December 15, 2018
Day 23: Malcolm Clark, NIWA, New Zealand
So, here we are. On an Australian vessel, off the Australian coast, with a complement of 39 Australian scientific staff-and one New Zealander. However, the trans-Tasman connection is much deeper than this situation suggests.
Links in deep-sea research between the two countries are strong and date back to the 1980s-early 1990s when assessing the size and status of orange roughy stocks was a key research issue for both NIWA and CSIRO. Independently, researchers in the two institutes developed research programs in the late 1990s on seamounts, with an initial focus on the potential impacts of fishing, as deep-sea fisheries for species such as orange roughy and oreos targeted seamount features. However, Australasian seamount research took on a much more international flavour in 2005 when the global Census of Marine Life initiative started a field program on seamount biodiversity. The program was led from New Zealand (NIWA-Malcolm Clark, Mireille Consalvey, Ashley Rowden), but the Steering Committee and working groups included several Australian scientists (Thomas Schlacher USC, Alan Williams CSIRO). This created an excellent working relationship that has continued to the present, and this survey.

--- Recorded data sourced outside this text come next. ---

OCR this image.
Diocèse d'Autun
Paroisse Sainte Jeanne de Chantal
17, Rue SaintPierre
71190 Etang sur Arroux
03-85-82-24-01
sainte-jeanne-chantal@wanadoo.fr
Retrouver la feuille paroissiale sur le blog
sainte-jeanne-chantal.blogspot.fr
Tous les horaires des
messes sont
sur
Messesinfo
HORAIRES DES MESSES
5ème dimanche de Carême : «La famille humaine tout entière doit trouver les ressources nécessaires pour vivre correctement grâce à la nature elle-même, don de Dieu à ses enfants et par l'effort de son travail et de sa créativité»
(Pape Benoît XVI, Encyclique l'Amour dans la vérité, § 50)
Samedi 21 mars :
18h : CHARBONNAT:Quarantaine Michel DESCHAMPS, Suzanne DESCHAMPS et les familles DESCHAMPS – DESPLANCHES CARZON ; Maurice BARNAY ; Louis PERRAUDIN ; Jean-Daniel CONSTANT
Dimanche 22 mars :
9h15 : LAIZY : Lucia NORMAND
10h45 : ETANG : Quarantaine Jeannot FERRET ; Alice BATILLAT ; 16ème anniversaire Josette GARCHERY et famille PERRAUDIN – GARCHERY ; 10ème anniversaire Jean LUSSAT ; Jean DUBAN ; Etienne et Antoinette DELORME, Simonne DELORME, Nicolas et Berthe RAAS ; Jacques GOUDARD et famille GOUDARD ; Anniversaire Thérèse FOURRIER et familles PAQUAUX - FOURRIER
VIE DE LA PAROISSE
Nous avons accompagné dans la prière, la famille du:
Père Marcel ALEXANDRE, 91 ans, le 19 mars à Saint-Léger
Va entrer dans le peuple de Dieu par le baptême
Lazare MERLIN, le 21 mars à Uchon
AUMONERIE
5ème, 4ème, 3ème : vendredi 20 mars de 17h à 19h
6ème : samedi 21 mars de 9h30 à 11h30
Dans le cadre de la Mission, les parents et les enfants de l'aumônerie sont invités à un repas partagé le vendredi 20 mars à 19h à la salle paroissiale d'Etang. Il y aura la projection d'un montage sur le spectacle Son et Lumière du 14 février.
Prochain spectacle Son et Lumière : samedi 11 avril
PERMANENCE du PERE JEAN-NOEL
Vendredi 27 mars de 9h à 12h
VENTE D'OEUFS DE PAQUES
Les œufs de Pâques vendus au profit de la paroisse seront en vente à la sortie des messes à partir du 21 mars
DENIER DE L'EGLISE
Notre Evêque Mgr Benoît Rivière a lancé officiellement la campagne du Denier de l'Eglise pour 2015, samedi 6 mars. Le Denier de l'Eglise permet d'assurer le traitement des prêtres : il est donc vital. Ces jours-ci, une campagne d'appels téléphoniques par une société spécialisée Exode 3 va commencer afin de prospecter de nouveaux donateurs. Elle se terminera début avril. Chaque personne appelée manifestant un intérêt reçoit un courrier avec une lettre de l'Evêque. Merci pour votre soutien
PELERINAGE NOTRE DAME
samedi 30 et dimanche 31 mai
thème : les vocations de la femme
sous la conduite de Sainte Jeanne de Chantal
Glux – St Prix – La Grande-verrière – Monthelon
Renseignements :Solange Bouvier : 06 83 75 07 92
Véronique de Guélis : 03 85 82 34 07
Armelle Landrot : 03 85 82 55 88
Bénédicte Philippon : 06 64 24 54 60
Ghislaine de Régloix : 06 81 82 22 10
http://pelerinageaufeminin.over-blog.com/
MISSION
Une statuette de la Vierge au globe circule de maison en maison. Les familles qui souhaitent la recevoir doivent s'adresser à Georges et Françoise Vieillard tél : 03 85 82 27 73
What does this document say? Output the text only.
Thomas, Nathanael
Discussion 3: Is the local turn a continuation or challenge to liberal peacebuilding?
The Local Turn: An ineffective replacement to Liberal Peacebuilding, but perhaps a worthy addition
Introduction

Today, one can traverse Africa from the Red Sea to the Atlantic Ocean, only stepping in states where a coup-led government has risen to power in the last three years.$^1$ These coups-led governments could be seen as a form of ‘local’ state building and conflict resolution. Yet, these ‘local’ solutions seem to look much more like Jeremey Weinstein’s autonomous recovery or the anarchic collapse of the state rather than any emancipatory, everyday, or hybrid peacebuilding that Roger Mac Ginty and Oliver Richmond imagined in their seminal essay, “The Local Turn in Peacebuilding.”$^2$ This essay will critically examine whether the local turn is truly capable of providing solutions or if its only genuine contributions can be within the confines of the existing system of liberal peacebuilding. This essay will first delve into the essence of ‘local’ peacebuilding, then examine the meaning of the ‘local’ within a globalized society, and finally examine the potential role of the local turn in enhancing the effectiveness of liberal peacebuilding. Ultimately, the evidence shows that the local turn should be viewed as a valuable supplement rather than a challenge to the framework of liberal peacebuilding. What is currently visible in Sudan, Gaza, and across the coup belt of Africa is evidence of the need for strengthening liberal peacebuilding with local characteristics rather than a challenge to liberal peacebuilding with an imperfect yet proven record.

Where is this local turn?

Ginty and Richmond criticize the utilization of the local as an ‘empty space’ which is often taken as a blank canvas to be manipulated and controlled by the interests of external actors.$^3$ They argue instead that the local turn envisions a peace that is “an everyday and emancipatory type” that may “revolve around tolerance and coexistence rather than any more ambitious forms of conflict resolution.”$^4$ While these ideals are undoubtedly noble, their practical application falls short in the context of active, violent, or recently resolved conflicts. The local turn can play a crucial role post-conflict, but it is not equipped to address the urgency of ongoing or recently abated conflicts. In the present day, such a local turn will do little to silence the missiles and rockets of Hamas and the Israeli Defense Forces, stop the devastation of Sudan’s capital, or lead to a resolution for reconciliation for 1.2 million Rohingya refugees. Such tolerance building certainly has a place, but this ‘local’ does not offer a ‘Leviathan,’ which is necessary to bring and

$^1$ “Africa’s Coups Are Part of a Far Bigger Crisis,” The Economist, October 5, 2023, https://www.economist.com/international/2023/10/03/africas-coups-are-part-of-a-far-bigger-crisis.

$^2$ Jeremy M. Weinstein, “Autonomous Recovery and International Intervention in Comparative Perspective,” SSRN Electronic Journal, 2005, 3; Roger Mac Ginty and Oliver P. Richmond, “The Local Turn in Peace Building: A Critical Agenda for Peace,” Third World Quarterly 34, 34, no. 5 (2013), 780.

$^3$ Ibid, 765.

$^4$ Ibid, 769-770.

Scientists from both countries cooperated in the original application for vessel time back in 2016, because these types of time-series surveys to assess changes over time and potential recovery in deep-sea ecosystems are very rare globally. Australian scientists carried out surveys on the Tasmanian seamounts in 1997 and 2007, and similar work on seamounts off New Zealand was conducted by NIWA in 2001 and 2006. These surveys led to the publication of a joint paper in 2010 (by the CSIRO-USC and NIWA teams including five members of the current Investigator survey) indicating that recovery of corals would be very slow in such deep-sea environments.
Since then, New Zealand has added two further surveys (2009, 2015), and these results can combine with the 2018 Investigator survey to provide scientists in both countries with complementary data from seamounts in different locations to compare and evaluate the generality of patterns over time. This in turn can give managers in Australia and New Zealand greater confidence in the underpinning science for assessing the efficacy of management approaches to balance conservation of seamount habitat and exploitation of fishery resources. Results are also of interest to the South Pacific Regional Fisheries Management Organisation, as many seamounts in its jurisdiction outside the Exclusive Economic Zone of countries across the South Pacific have been trawled for orange roughy and other deep-sea species.
So, it is no coincidence that this survey has brought together an experienced group of researchers from Australasia, and was always intended as a trans-Tasman collaboration. Although the lone kiwi scientist onboard is heavily outnumbered, cooperation among the team on the ship is excellent and there is only limited talk about rugby, bowling styles in cricket, or sheep!